Pour éviter une telle dérive, la direction de Safran va relancer des négociations en début de semaine pour statuer sur le sort des salariés expérimentés qui ont quitté l’entreprise, avant la promulgation de la loi du 14 avril.
En effet, plusieurs dispositifs permettent de partir de l’entreprise jusqu’à trois ans avant la date effective de la retraite : les mesures relatives à la pénibilité, le temps partiel senior, le compte épargne-temps mais aussi la conversion de l’indemnité supra légale de départ à la retraite en temps (jusqu’à quatre mois). "La direction de Safran ne souhaite pas faire revenir les salariés mais elle pourrait leur proposer d’utiliser en priorité leur éventuel reliquat des droits relatifs à l’indemnité supra légale de départ à la retraite en temps et/ou au CET, pour combler les trimestres manquants avant une participation de l’entreprise ", indique Patrick Potacsek, coordinateur national CFE-CGC pour le groupe et délégué syndical central de la société Safran Aircraft Engines.
Une proposition qui entraîne, selon le syndicaliste, un traitement très discriminatoire entre les salariés concernés. Les discussions étaient en stand-by depuis plusieurs semaines.

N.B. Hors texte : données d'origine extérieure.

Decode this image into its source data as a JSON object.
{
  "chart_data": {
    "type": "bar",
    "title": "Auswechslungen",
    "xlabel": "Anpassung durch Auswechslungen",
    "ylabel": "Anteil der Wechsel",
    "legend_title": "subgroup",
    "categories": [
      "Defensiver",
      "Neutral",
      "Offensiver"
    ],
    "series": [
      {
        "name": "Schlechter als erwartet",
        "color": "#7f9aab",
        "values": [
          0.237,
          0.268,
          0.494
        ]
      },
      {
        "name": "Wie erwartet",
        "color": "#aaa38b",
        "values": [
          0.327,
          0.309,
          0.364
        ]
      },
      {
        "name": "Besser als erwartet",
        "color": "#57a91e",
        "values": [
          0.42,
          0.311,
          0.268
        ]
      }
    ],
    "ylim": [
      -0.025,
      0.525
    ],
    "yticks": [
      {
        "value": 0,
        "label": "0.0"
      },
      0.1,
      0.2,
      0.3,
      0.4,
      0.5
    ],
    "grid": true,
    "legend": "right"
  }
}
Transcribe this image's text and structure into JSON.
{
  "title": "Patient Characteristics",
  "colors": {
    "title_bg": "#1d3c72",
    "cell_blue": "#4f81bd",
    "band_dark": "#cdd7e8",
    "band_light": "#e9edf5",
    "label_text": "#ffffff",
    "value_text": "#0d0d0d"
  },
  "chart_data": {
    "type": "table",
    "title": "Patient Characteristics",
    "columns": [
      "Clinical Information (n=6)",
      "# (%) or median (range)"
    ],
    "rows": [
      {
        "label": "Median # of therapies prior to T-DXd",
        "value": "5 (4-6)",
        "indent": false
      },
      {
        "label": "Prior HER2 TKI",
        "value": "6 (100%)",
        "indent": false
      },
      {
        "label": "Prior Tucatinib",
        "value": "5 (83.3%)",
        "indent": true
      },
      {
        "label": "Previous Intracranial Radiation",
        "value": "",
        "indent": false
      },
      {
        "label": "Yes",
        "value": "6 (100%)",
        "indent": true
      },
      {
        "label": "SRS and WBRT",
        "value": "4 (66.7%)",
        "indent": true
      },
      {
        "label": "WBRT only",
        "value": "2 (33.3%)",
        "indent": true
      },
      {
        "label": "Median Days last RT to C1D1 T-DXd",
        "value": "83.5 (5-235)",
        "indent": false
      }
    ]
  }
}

Néanmoins, toutes les entreprises n’ont pas les moyens d’assurer cette rallonge. "Économiquement, ce n’est pas possible", tranche Jean-François Poupard, directeur des affaires sociales de l’Afpa (7 000 salariés) qui estime que compenser l’allongement de la durée de cotisation représenterait un "coût exorbitant". Devenue Epic, l’agence a conclu un accord de GEPP, en septembre 2022, prévoyant un temps partiel aidé trois ans avant le départ à la retraite. Avec maintien des cotisations de retraite sécurité sociale et complémentaire calculées sur le salaire reconstitué à temps plein. Cumulé à l’octroi de deux mois d’absence rémunérée et à l’utilisation de son CET, ce temps partiel permet au salarié de partir jusqu’à plus de 16 mois avant l’âge légal de départ. Pas question toutefois de combler les trimestres manquants. La réintégration n’est pourtant à l’ordre du jour, les postes ont d’ores et déjà été pourvus. Jean-François Poupard prévoit donc de recontacter les salariés qui ont quitté l’entreprise afin de proposer aux salariés lésés trois options : revenir pour effectuer une mission ponctuelle si cela s’avère possible, donner un trimestre sans solde, voire lisser leur rémunération jusqu’à leur nouvelle date de départ à la retraite.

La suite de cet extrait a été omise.